Poetry. 48 pgs. Arachne Press. August 2019. ISBN: 978-1-909208-77-3.
“Mamiaith” (pronounced máh-mee-aith) is Welsh for “mother-tongue,” a title that previews the complexity and fecundity of the origins of Ness Owen’s poems in this collection. And yet the first word of the first poem is “he”―“Willows” is a family tale with a missing child, and a grandfather who is determined to remember her. How to speak to what is lost, of what is lost, in a language that had been almost lost―these are the concerns of this remarkable book.

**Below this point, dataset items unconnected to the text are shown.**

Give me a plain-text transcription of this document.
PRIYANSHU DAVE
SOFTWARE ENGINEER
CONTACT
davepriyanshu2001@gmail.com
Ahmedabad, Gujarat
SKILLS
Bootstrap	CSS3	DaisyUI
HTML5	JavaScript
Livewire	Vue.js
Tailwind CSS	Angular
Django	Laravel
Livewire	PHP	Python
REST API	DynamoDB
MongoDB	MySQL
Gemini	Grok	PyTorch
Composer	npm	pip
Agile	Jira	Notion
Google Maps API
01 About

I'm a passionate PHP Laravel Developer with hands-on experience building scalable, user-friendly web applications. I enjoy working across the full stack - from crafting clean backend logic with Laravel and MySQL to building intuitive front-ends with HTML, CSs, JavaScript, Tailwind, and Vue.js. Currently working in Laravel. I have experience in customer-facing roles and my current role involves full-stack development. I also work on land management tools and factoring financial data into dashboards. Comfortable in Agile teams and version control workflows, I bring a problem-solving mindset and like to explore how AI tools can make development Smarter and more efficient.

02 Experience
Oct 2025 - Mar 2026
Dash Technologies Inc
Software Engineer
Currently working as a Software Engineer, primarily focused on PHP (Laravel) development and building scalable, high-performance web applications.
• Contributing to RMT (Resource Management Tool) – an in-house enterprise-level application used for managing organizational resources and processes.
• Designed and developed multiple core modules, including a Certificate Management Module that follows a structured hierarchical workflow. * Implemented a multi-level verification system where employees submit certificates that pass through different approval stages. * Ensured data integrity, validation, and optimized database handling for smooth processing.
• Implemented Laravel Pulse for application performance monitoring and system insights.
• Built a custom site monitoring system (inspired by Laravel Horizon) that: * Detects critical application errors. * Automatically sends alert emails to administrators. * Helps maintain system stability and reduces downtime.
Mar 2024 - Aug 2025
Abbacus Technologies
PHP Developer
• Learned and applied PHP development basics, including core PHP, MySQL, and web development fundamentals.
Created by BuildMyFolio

At one point, the speaker refers to her generation as “children of the Not.” This is a reference to The Welsh Not, an object and a practice used to stigmatize and punish schoolchildren who spoke Welsh between roughly the middle of the 19thcentury and as late as the 1940s. As a result, fluency in some families became the privilege of the older generation—the author’s grandmother’s, but not her parents. As Owen reclaims the language both as her theme and tool, she writes “The ache of ill-fitting / hand-me-downs / is like the ache of saying no,” and the reader is compelled to find a metaphor in these lines. What does, in a single person’s experience, constitute the difference between heritage—an heirloom—and a hand-me-down? A legacy of an adversarial language policy can certainly be powerful enough to warp one into the other, one’s birthright into something too ill-fitting and worthless to be desired.

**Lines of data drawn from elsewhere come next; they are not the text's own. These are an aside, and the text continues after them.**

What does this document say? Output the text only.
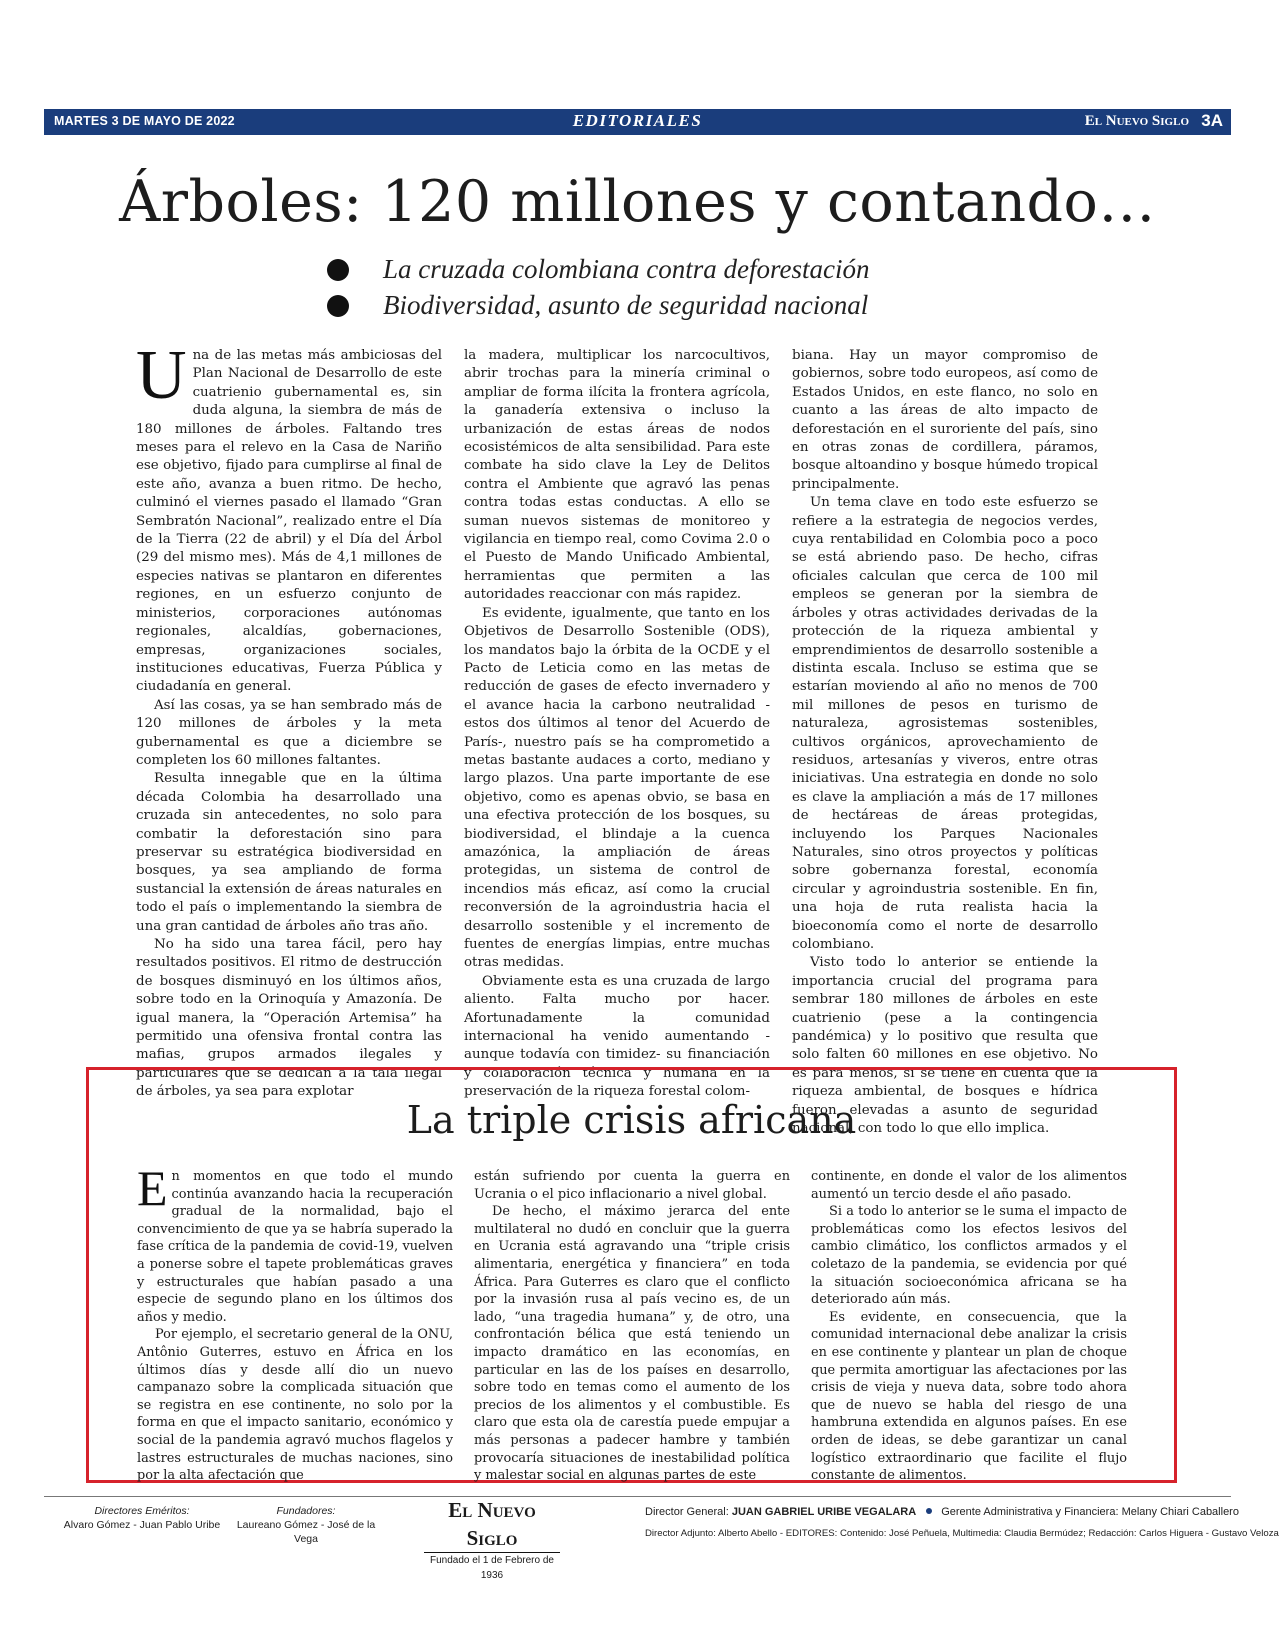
MARTES 3 DE MAYO DE 2022	EDITORIALES	El Nuevo Siglo 3A
Árboles: 120 millones y contando…
La cruzada colombiana contra deforestación
Biodiversidad, asunto de seguridad nacional

Una de las metas más ambiciosas del Plan Nacional de Desarrollo de este cuatrienio gubernamental es, sin duda alguna, la siembra de más de 180 millones de árboles. Faltando tres meses para el relevo en la Casa de Nariño ese objetivo, fijado para cumplirse al final de este año, avanza a buen ritmo. De hecho, culminó el viernes pasado el llamado “Gran Sembratón Nacional”, realizado entre el Día de la Tierra (22 de abril) y el Día del Árbol (29 del mismo mes). Más de 4,1 millones de especies nativas se plantaron en diferentes regiones, en un esfuerzo conjunto de ministerios, corporaciones autónomas regionales, alcaldías, gobernaciones, empresas, organizaciones sociales, instituciones educativas, Fuerza Pública y ciudadanía en general.

Así las cosas, ya se han sembrado más de 120 millones de árboles y la meta gubernamental es que a diciembre se completen los 60 millones faltantes.

Resulta innegable que en la última década Colombia ha desarrollado una cruzada sin antecedentes, no solo para combatir la deforestación sino para preservar su estratégica biodiversidad en bosques, ya sea ampliando de forma sustancial la extensión de áreas naturales en todo el país o implementando la siembra de una gran cantidad de árboles año tras año.

No ha sido una tarea fácil, pero hay resultados positivos. El ritmo de destrucción de bosques disminuyó en los últimos años, sobre todo en la Orinoquía y Amazonía. De igual manera, la “Operación Artemisa” ha permitido una ofensiva frontal contra las mafias, grupos armados ilegales y particulares que se dedican a la tala ilegal de árboles, ya sea para explotar

la madera, multiplicar los narcocultivos, abrir trochas para la minería criminal o ampliar de forma ilícita la frontera agrícola, la ganadería extensiva o incluso la urbanización de estas áreas de nodos ecosistémicos de alta sensibilidad. Para este combate ha sido clave la Ley de Delitos contra el Ambiente que agravó las penas contra todas estas conductas. A ello se suman nuevos sistemas de monitoreo y vigilancia en tiempo real, como Covima 2.0 o el Puesto de Mando Unificado Ambiental, herramientas que permiten a las autoridades reaccionar con más rapidez.

Es evidente, igualmente, que tanto en los Objetivos de Desarrollo Sostenible (ODS), los mandatos bajo la órbita de la OCDE y el Pacto de Leticia como en las metas de reducción de gases de efecto invernadero y el avance hacia la carbono neutralidad -estos dos últimos al tenor del Acuerdo de París-, nuestro país se ha comprometido a metas bastante audaces a corto, mediano y largo plazos. Una parte importante de ese objetivo, como es apenas obvio, se basa en una efectiva protección de los bosques, su biodiversidad, el blindaje a la cuenca amazónica, la ampliación de áreas protegidas, un sistema de control de incendios más eficaz, así como la crucial reconversión de la agroindustria hacia el desarrollo sostenible y el incremento de fuentes de energías limpias, entre muchas otras medidas.

Obviamente esta es una cruzada de largo aliento. Falta mucho por hacer. Afortunadamente la comunidad internacional ha venido aumentando -aunque todavía con timidez- su financiación y colaboración técnica y humana en la preservación de la riqueza forestal colom-

biana. Hay un mayor compromiso de gobiernos, sobre todo europeos, así como de Estados Unidos, en este flanco, no solo en cuanto a las áreas de alto impacto de deforestación en el suroriente del país, sino en otras zonas de cordillera, páramos, bosque altoandino y bosque húmedo tropical principalmente.

Un tema clave en todo este esfuerzo se refiere a la estrategia de negocios verdes, cuya rentabilidad en Colombia poco a poco se está abriendo paso. De hecho, cifras oficiales calculan que cerca de 100 mil empleos se generan por la siembra de árboles y otras actividades derivadas de la protección de la riqueza ambiental y emprendimientos de desarrollo sostenible a distinta escala. Incluso se estima que se estarían moviendo al año no menos de 700 mil millones de pesos en turismo de naturaleza, agrosistemas sostenibles, cultivos orgánicos, aprovechamiento de residuos, artesanías y viveros, entre otras iniciativas. Una estrategia en donde no solo es clave la ampliación a más de 17 millones de hectáreas de áreas protegidas, incluyendo los Parques Nacionales Naturales, sino otros proyectos y políticas sobre gobernanza forestal, economía circular y agroindustria sostenible. En fin, una hoja de ruta realista hacia la bioeconomía como el norte de desarrollo colombiano.

Visto todo lo anterior se entiende la importancia crucial del programa para sembrar 180 millones de árboles en este cuatrienio (pese a la contingencia pandémica) y lo positivo que resulta que solo falten 60 millones en ese objetivo. No es para menos, si se tiene en cuenta que la riqueza ambiental, de bosques e hídrica fueron elevadas a asunto de seguridad nacional, con todo lo que ello implica.

La triple crisis africana

En momentos en que todo el mundo continúa avanzando hacia la recuperación gradual de la normalidad, bajo el convencimiento de que ya se habría superado la fase crítica de la pandemia de covid-19, vuelven a ponerse sobre el tapete problemáticas graves y estructurales que habían pasado a una especie de segundo plano en los últimos dos años y medio.

Por ejemplo, el secretario general de la ONU, Antônio Guterres, estuvo en África en los últimos días y desde allí dio un nuevo campanazo sobre la complicada situación que se registra en ese continente, no solo por la forma en que el impacto sanitario, económico y social de la pandemia agravó muchos flagelos y lastres estructurales de muchas naciones, sino por la alta afectación que

están sufriendo por cuenta la guerra en Ucrania o el pico inflacionario a nivel global.

De hecho, el máximo jerarca del ente multilateral no dudó en concluir que la guerra en Ucrania está agravando una “triple crisis alimentaria, energética y financiera” en toda África. Para Guterres es claro que el conflicto por la invasión rusa al país vecino es, de un lado, “una tragedia humana” y, de otro, una confrontación bélica que está teniendo un impacto dramático en las economías, en particular en las de los países en desarrollo, sobre todo en temas como el aumento de los precios de los alimentos y el combustible. Es claro que esta ola de carestía puede empujar a más personas a padecer hambre y también provocaría situaciones de inestabilidad política y malestar social en algunas partes de este

continente, en donde el valor de los alimentos aumentó un tercio desde el año pasado.

Si a todo lo anterior se le suma el impacto de problemáticas como los efectos lesivos del cambio climático, los conflictos armados y el coletazo de la pandemia, se evidencia por qué la situación socioeconómica africana se ha deteriorado aún más.

Es evidente, en consecuencia, que la comunidad internacional debe analizar la crisis en ese continente y plantear un plan de choque que permita amortiguar las afectaciones por las crisis de vieja y nueva data, sobre todo ahora que de nuevo se habla del riesgo de una hambruna extendida en algunos países. En ese orden de ideas, se debe garantizar un canal logístico extraordinario que facilite el flujo constante de alimentos.

Directores Eméritos:
Alvaro Gómez - Juan Pablo Uribe
Fundadores:
Laureano Gómez - José de la Vega
El Nuevo Siglo
Fundado el 1 de Febrero de 1936
Director General: JUAN GABRIEL URIBE VEGALARA Gerente Administrativa y Financiera: Melany Chiari Caballero
Director Adjunto: Alberto Abello - EDITORES: Contenido: José Peñuela, Multimedia: Claudia Bermúdez; Redacción: Carlos Higuera - Gustavo Veloza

And yet, languages, dissolved in the darkness of the past, the obscure and buried ancestral lives, the dusk of chapels where a soul may have gone to plead for a reprieve (or “fill the void with Jesus, Mars Bars and vodka,” as another poem advises), holds truths otherwise inaccessible—truths we forego at our own risk, as the powerful “Laboon” warns. “Laboon” is a name for tsunami in the language of the nomadic Moken people of Thailand, who survived the 2004 tsunami because of their stories. “This is our universe / If there is no one / to tell our stories / how will we prepare?”

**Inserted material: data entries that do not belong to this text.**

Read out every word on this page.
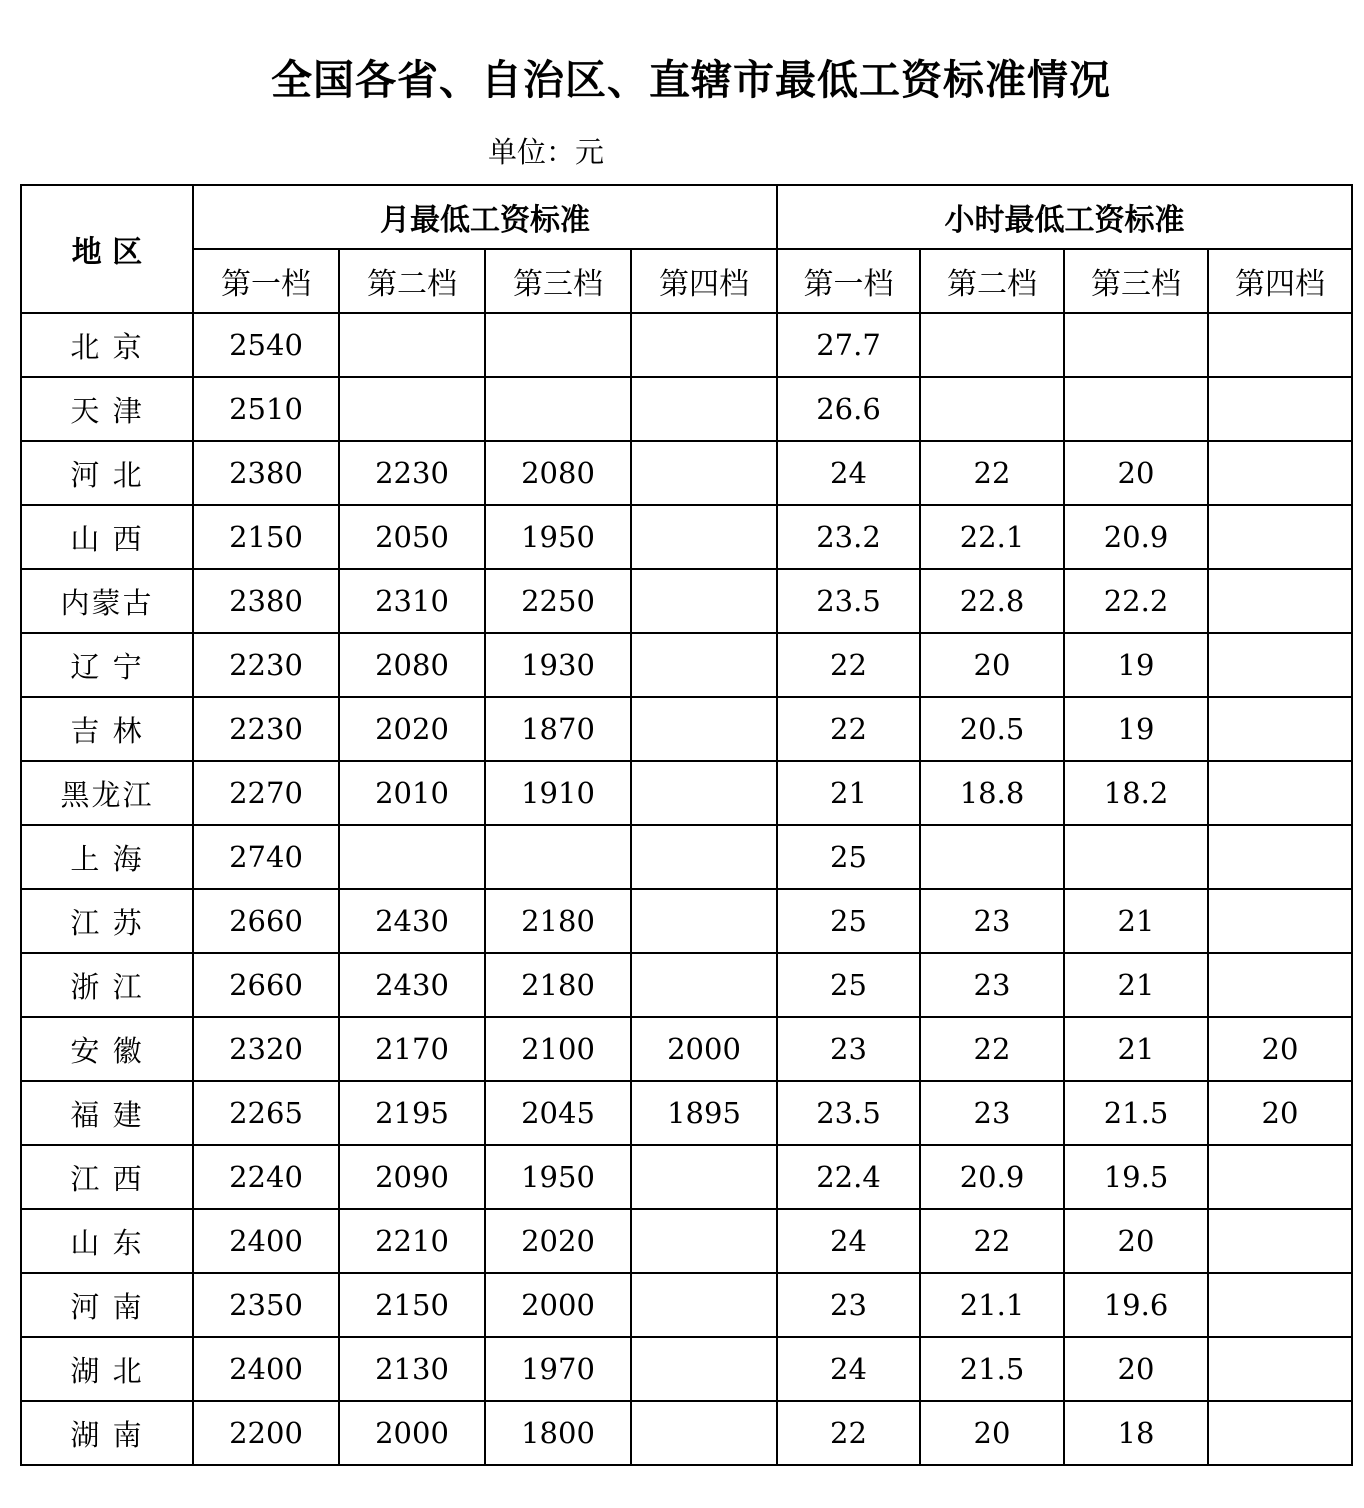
全国各省、自治区、直辖市最低工资标准情况
单位：元
地 区	月最低工资标准				小时最低工资标准			
	第一档	第二档	第三档	第四档	第一档	第二档	第三档	第四档
北 京	2540				27.7			
天 津	2510				26.6			
河 北	2380	2230	2080		24	22	20	
山 西	2150	2050	1950		23.2	22.1	20.9	
内蒙古	2380	2310	2250		23.5	22.8	22.2	
辽 宁	2230	2080	1930		22	20	19	
吉 林	2230	2020	1870		22	20.5	19	
黑龙江	2270	2010	1910		21	18.8	18.2	
上 海	2740				25			
江 苏	2660	2430	2180		25	23	21	
浙 江	2660	2430	2180		25	23	21	
安 徽	2320	2170	2100	2000	23	22	21	20
福 建	2265	2195	2045	1895	23.5	23	21.5	20
江 西	2240	2090	1950		22.4	20.9	19.5	
山 东	2400	2210	2020		24	22	20	
河 南	2350	2150	2000		23	21.1	19.6	
湖 北	2400	2130	1970		24	21.5	20	
湖 南	2200	2000	1800		22	20	18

The sea, as the one persistent constant of the shared imagination that makes a people speak a specific language, rises repeatedly in these poems. It is, perhaps, from its permanence that Owen’s voice draws it defining quality: it is unafraid, commanding, anthemic; hers is a rare gift of a public poet, a voice that dares to expectto be heard when it speaks of public, communal matters. “Power lies in the / unexpected” she writes, right before she takes up the environmental legacy of the nuclear power projects which includes plans to dredge 300,000 tons of mud from the site of Hinkley Point station in Somerset, England site and dump it off Cardiff Bay. This is, she makes clear, yet another dispossession carried out by the colonial power:
(It’s because they can.)
Couldn’t we find words, our
mother-tongue has so many.
Didn’t she teach us how to say no?
One needs the right words—the proper language—to assert oneself, and perhaps if one could communicate one’s difference, separateness, sovereignty, one could also reclaim the right to be the custodian of where one lives. Or, having been “thrown” a language “in pieces that fit so neatly / inside my head but will / not fall onto the page,” shall one embrace the fragmentation, and respond, as Owen’s speaker does, with “10 Ways to Say No (to radioactive mud) Without Using the Word ‘No’” which include singing, using a bilingual sign, and other communication maneuvers that will make any lobbyist proud?
Whatever else these poems want from their readers, they certainly refuse to be “wasted on the non-/believer” and the magic of Owen’s work lies in how she makes believers of us all—whether we are reading her in Cardiff or in Colorado Springs.
Mamiaith will be published in August of 2019. You can pre-order the book now through Arachne Press.
NESS OWEN lives on Ynys Môn off the North Wales coast. This is her first collection, and is partly bilingual. The poems journey widely from family and motherhood, to politics, place and belonging: an underlying connection to the earth of Ness’ home, that feeds a longing/desire/determination to write in the Mamiaith (Mother tongue) that she speaks, but did not learn to write fluently. The interplay of languages and the shifts of meaning from one to the other feed the musicality of the poems.
NINA MURRAY is author of Minimize Considered, a chapbook, and her poetry has appeared in numerous journals, including Ekphrasis and The Harpoon Review. Her translations from Russian and Ukrainian include Peter Aleshkovsky’s Stargorod, and Oksana Zabuzhko’s award-winning The Museum of Abandoned Secrets. She grew up in Lviv, in Western Ukraine, and holds advanced degrees in linguistics and creative writing. As a member of the U.S. diplomatic corps, she has served in Lithuania, Canada, and Russia.